We all know people who are aliterate. People who can read, but just don't want to. Many of these people have tertiary qualifications. They don't see the point of the exercise.

Sometimes I read myself to a standstill, so I understand what Scorched was getting at.  Enough reading! I say, and go out and garden, or cook ... but so far, after a break, I always come back to books. They don't remain bricks to me for long.

And after Love Me, I'm itching to get back to something meatier. Like that dreadful Forbidden Colours, which makes me see what the point of reading and writing is.

Wednesday, November 14, 2012

Writing under the influence

The young Patrick White apparently admitted that 'he was very much under the influence of Gertrude'; also that he had been 'drunk with the technique of writing' and said that he 'had gone up that cul de sac the stream of consciousness' when he wrote his first novel Happy Valley at the age of 26.

Well, so have we all been much under the influence of Gertrude or perhaps I should only speak for myself. I was so much under the influence of Gertrude while writing About a Girl that, seeing the error of my ways, I rewrote those parts, telling my publisher about the first draft, 'Ignore that; I was under the influence of Gertrude'.

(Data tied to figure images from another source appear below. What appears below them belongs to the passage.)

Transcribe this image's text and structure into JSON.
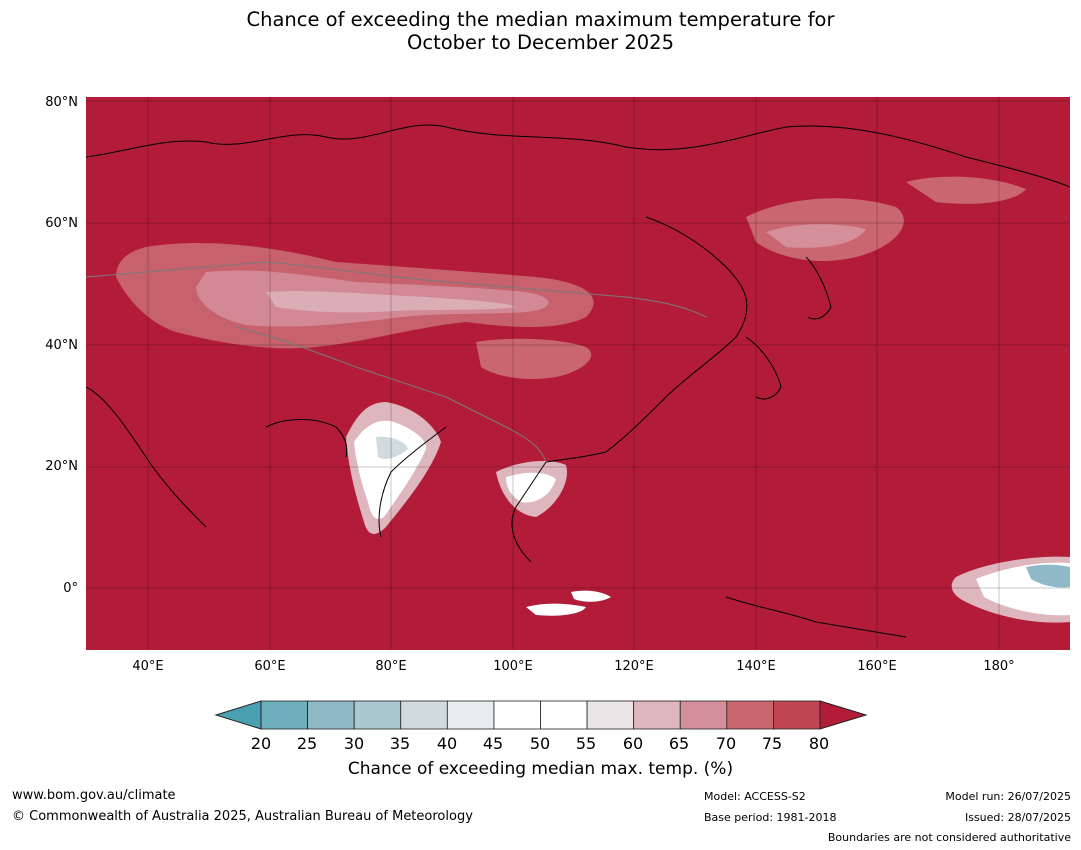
{
  "title_line1": "Chance of exceeding the median maximum temperature for",
  "title_line2": "October to December 2025",
  "map": {
    "background_color": "#b21c39",
    "lat_labels": [
      "80°N",
      "60°N",
      "40°N",
      "20°N",
      "0°"
    ],
    "lon_labels": [
      "40°E",
      "60°E",
      "80°E",
      "100°E",
      "120°E",
      "140°E",
      "160°E",
      "180°"
    ]
  },
  "colorbar": {
    "tick_labels": [
      "20",
      "25",
      "30",
      "35",
      "40",
      "45",
      "50",
      "55",
      "60",
      "65",
      "70",
      "75",
      "80"
    ],
    "colors": [
      "#4aa0b0",
      "#6eafbd",
      "#8fb9c6",
      "#a9c8cf",
      "#cfdbde",
      "#e8eef0",
      "#ffffff",
      "#ffffff",
      "#e9e4e6",
      "#deb6bd",
      "#d48f9a",
      "#c9666f",
      "#bf4552",
      "#b21c39"
    ],
    "title": "Chance of exceeding median max. temp. (%)"
  },
  "footer": {
    "website": "www.bom.gov.au/climate",
    "copyright": "© Commonwealth of Australia 2025, Australian Bureau of Meteorology",
    "model": "Model: ACCESS-S2",
    "base_period": "Base period: 1981-2018",
    "model_run": "Model run: 26/07/2025",
    "issued": "Issued: 28/07/2025",
    "disclaimer": "Boundaries are not considered authoritative"
  }
}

Stein is very influential. To read her makes you think that all other writing is  dull and predictable. You automatically begin writing like Stein - it's infectious. I think the best thing about Gertrude is that she makes writing look like an adventure. Words only mean what you want them to mean and sentences are emotional or is that paragraphs.

"Think of a sentence not however or with a mound but just as pointed and polite and shortly." (Stein: How To Write)

Happy Valley has recently been republished by Text Publishing for the first time since 1939. White never allowed it to be reissued in his lifetime, perhaps because he thought it a juvenile and inferior work, or perhaps because he feared prosecution by the Chinese family he used as a basis for the Quongs of Happy Valley.

It's a novel of small town life. Nearly everyone wants to get out of there. With such a large cast of characters it's inevitable that some will be more appealing than others. I love the piano teacher, 27 year old Alys Browne, who lives alone:

She read too. She had started some of the Russians, Anna Karenina, and Turgeniev, but Tennyson sounded funny now, she could not read him any more. She liked to sit down at tea, and take off her shoes, and read a chapter of Anna Karenina, though sometimes she found it a bit of an effort and lapsed to the Windsor Magazine. Tolstoi was interesting though. She had spilt some tea on the seventy-second page. It gave the book a comfortable, intimate appearance, and she liked it better after that, as if she had always had it with her and had read it several times.
White, Happy Valley, page 46

This is White under the influence of no one but his own brilliant self. There is a chapter in a schoolroom where White has gone up the cul de sac and we get the consciousness of many of the people in the room - it would be heavy-going if the whole of the book was like that, but a schoolroom is the perfect place to explore that technique - all those consciousnesses wanting to be other than where they are - all that lack of focus and wandering thoughts. The very essence of schoolroom.

Happy Valley is said to be set around Adaminaby, in the desperately cold-in-winter and hot-in-summer country to the south of Canberra. I drove through it once and stopped at a park (there is a large concrete trout there: a tourist drawcard?). We saw not one soul in the place, apart from a golden labrador who seemed very interested in our sandwiches. I gave him a raw egg as we departed, cracking it onto the ground, and he lapped it up.